Isocrates, Nicocles 5-9 (tr. George Norlin):
[5] For in the other powers which we possess we are in no respect superior to other living creatures; nay, we are inferior to many in swiftness and in strength and in other resources;

[6] but, because there has been implanted in us the power to persuade each other and to make clear to each other whatever we desire, not only have we escaped the life of wild beasts, but we have come together and founded cities and made laws and invented arts; and, generally speaking, there is no institution devised by man which the power of speech has not helped us to establish.

[7] For this it is which has laid down laws concerning things just and unjust, and things base and honourable; and if it were not for these ordinances we should not be able to live with one another. It is by this also that we confute the bad and extol the good. Through this we educate the ignorant and appraise the wise; for the power to speak well is taken as the surest index of a sound understanding, and discourse which is true and lawful and just is the outward image of a good and faithful soul.

[8] With this faculty we both contend against others on matters which are open to dispute and seek light for ourselves on things which are unknown; for the same arguments which we use in persuading others when we speak in public, we employ also when we deliberate in our own thoughts; and, while we call eloquent those who are able to speak before a crowd, we regard as sage those who most skilfully debate their problems in their own minds.

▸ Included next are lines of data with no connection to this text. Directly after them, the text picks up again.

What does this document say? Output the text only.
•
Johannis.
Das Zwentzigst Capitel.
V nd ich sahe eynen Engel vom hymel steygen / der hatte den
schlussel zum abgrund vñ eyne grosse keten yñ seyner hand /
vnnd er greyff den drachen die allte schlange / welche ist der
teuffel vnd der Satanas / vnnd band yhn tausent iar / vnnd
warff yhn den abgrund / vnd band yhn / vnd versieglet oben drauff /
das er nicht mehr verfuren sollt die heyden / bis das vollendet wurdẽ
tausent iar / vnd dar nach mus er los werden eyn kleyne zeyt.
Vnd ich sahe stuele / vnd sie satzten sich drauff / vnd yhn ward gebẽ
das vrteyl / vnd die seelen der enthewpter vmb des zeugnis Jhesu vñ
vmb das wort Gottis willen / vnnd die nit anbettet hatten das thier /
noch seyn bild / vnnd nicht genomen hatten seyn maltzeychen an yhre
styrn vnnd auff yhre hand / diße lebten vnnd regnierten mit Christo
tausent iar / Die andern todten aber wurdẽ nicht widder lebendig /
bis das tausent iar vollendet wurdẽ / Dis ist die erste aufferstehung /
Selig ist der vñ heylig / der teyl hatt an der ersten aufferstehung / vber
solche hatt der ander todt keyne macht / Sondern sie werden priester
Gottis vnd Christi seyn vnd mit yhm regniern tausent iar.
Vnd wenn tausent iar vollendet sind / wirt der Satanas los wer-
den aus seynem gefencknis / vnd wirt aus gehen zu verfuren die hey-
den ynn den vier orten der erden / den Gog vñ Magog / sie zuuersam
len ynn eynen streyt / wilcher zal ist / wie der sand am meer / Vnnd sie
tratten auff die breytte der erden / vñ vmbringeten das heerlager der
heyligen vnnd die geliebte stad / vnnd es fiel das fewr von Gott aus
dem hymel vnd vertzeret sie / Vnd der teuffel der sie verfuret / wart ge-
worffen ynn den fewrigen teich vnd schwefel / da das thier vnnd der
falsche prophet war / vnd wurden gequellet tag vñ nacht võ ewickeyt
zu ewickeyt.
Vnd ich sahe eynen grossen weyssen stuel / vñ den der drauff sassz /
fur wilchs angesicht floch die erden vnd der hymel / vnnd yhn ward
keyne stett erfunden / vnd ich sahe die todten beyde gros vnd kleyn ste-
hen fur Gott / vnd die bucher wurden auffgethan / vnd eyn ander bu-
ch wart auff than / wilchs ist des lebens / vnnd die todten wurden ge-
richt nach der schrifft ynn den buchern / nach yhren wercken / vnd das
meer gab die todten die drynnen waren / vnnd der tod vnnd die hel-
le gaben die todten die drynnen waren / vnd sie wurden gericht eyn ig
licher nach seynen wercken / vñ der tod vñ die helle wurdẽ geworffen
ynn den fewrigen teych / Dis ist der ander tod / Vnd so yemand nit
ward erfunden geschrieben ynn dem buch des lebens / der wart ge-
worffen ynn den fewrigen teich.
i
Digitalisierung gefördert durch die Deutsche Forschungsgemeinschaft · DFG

[9] And, if there is need to speak in brief summary of this power, we shall find that none of the things which are done with intelligence take place without the help of speech, but that in all our actions as well as in all our thoughts speech is our guide, and is most employed by those who have the most wisdom. Therefore, those who dare to speak with disrespect of educators and teachers of philosophy deserve our opprobrium no less than those who profane the sanctuaries of the gods.

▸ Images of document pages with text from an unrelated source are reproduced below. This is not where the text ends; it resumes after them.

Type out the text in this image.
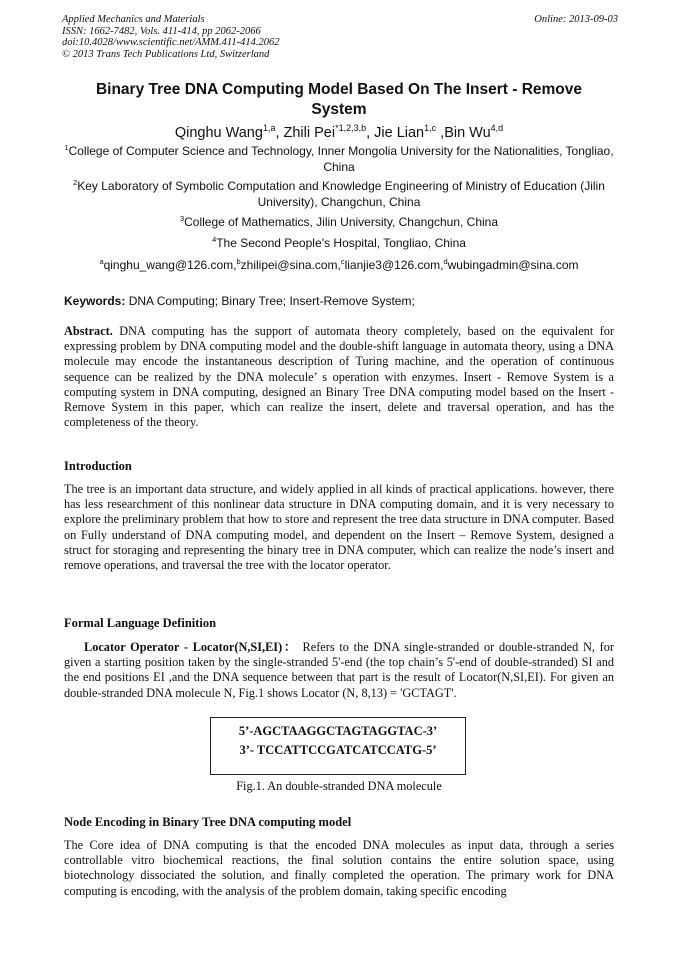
Applied Mechanics and Materials
ISSN: 1662-7482, Vols. 411-414, pp 2062-2066
doi:10.4028/www.scientific.net/AMM.411-414.2062
© 2013 Trans Tech Publications Ltd, Switzerland
Online: 2013-09-03
Binary Tree DNA Computing Model Based On The Insert - Remove
System
Qinghu Wang$^{1,a}$, Zhili Pei$^{*1,2,3,b}$, Jie Lian$^{1,c}$ ,Bin Wu$^{4,d}$
$^1$College of Computer Science and Technology, Inner Mongolia University for the Nationalities, Tongliao, China
$^2$Key Laboratory of Symbolic Computation and Knowledge Engineering of Ministry of Education (Jilin University), Changchun, China
$^3$College of Mathematics, Jilin University, Changchun, China
$^4$The Second People’s Hospital, Tongliao, China
$^a$qinghu_wang@126.com,$^b$zhilipei@sina.com,$^c$lianjie3@126.com,$^d$wubingadmin@sina.com
Keywords: DNA Computing; Binary Tree; Insert-Remove System;
Abstract. DNA computing has the support of automata theory completely, based on the equivalent for expressing problem by DNA computing model and the double-shift language in automata theory, using a DNA molecule may encode the instantaneous description of Turing machine, and the operation of continuous sequence can be realized by the DNA molecule’ s operation with enzymes. Insert - Remove System is a computing system in DNA computing, designed an Binary Tree DNA computing model based on the Insert - Remove System in this paper, which can realize the insert, delete and traversal operation, and has the completeness of the theory.
Introduction
The tree is an important data structure, and widely applied in all kinds of practical applications. however, there has less researchment of this nonlinear data structure in DNA computing domain, and it is very necessary to explore the preliminary problem that how to store and represent the tree data structure in DNA computer. Based on Fully understand of DNA computing model, and dependent on the Insert – Remove System, designed a struct for storaging and representing the binary tree in DNA computer, which can realize the node’s insert and remove operations, and traversal the tree with the locator operator.
Formal Language Definition
Locator Operator - Locator(N,SI,EI)： Refers to the DNA single-stranded or double-stranded N, for given a starting position taken by the single-stranded 5'-end (the top chain’s 5'-end of double-stranded) SI and the end positions EI ,and the DNA sequence between that part is the result of Locator(N,SI,EI). For given an double-stranded DNA molecule N, Fig.1 shows Locator (N, 8,13) = 'GCTAGT'.
5’-AGCTAAGGCTAGTAGGTAC-3’
3’- TCCATTCCGATCATCCATG-5’
Fig.1. An double-stranded DNA molecule
Node Encoding in Binary Tree DNA computing model
The Core idea of DNA computing is that the encoded DNA molecules as input data, through a series controllable vitro biochemical reactions, the final solution contains the entire solution space, using biotechnology dissociated the solution, and finally completed the operation. The primary work for DNA computing is encoding, with the analysis of the problem domain, taking specific encoding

[5] τοῖς μὲν γὰρ ἄλλοις οἷς ἔχομεν οὐδὲν τῶν ἄλλων ζῴων διαφέρομεν, ἀλλὰ πολλῶν καὶ τῷ τάχει καὶ τῇ ῥώμῃ καὶ ταῖς ἄλλαις εὐπορίαις καταδεέστεροι 6τυγχάνομεν ὄντες·

[6] ἐγγενομένου δ᾿ ἡμῖν τοῦ πείθειν ἀλλήλους καὶ δηλοῦν πρὸς ἡμᾶς αὐτοὺς περὶ ὧν ἂν βουληθῶμεν, οὐ μόνον τοῦ θηριωδῶς ζῆν ἀπηλλάγημεν, ἀλλὰ καὶ συνελθόντες πόλεις ᾠκίσαμεν καὶ νόμους ἐθέμεθα καὶ τέχνας εὕρομεν, καὶ σχεδὸν ἅπαντα τὰ δι᾿ ἡμῶν μεμηχανημένα λόγος ἡμῖν ἐστιν ὁ συγκατασκευάσας.

[7] οὗτος γὰρ περὶ τῶν δικαίων καὶ τῶν ἀδίκων καὶ τῶν αἰσχρῶν καὶ τῶν καλῶν ἐνομοθέτησεν· ὧν μὴ διαταχθέντων οὐκ ἂν οἷοί τ᾿ ἦμεν οἰκεῖν μετ᾿ ἀλλήλων. τούτῳ καὶ τοὺς κακοὺς ἐξελέγχομεν καὶ τοὺς ἀγαθοὺς ἐγκωμιάζομεν. διὰ τούτου τούς τ᾿ ἀνοήτους παιδεύομεν καὶ τοὺς φρονίμους δοκιμάζομεν· τὸ γὰρ λέγειν ὡς δεῖ τοῦ φρονεῖν εὖ μέγιστον σημεῖον ποιούμεθα, καὶ λόγος ἀληθὴς καὶ νόμιμος καὶ δίκαιος ψυχῆς ἀγαθῆς καὶ πιστῆς εἴδωλόν ἐστιν.

[8] μετὰ τούτου καὶ περὶ τῶν ἀμφισβητησίμων ἀγωνιζόμεθα καὶ περὶ τῶν ἀγνοουμένων σκοπούμεθα· ταῖς γὰρ πίστεσιν αἷς τοὺς ἄλλους λέγοντες πείθομεν, ταῖς αὐταῖς ταύταις βουλευόμενοι χρώμεθα, καὶ ῥητορικοὺς μὲν καλοῦμεν τοὺς ἐν τῷ πλήθει δυναμένους λέγειν, εὐβούλους δὲ νομίζομεν οἵτινες ἂν αὐτοὶ πρὸς αὑτοὺς ἄριστα περὶ τῶν πραγμάτων διαλεχθῶσιν.

[9] εἰ δὲ δεῖ συλλήβδην περὶ τῆς δυνάμεως ταύτης εἰπεῖν, οὐδὲν τῶν φρονίμως πραττομένων εὑρήσομεν ἀλόγως γιγνόμενον, ἀλλὰ καὶ τῶν ἔργων καὶ τῶν διανοημάτων ἁπάντων ἡγεμόνα λόγον ὄντα, καὶ μάλιστα χρωμένους αὐτῷ τοὺς πλεῖστον νοῦν ἔχοντας· ὥστε τοὺς τολμῶντας βλασφημεῖν περὶ τῶν παιδευόντων καὶ φιλοσοφούντων ὁμοίως ἄξιον μισεῖν ὥσπερ τοὺς εἰς τὰ τῶν θεῶν ἐξαμαρτάνοντας.
On this "hymn to logos" see Werner Jaeger, Paideia: The Ideals of Greek Culture, tr. Gilbert Highet, Vol. III: The Conflict of Cultural Ideals in the Age of Plato (New York: Oxford University Press, 1944), pp. 88-91, and Takis Poulakos, Speaking for the Polis: Isocrates' Rhetorical Education (Columbia: University of South Carolina Press, 1997), pp. 9-25.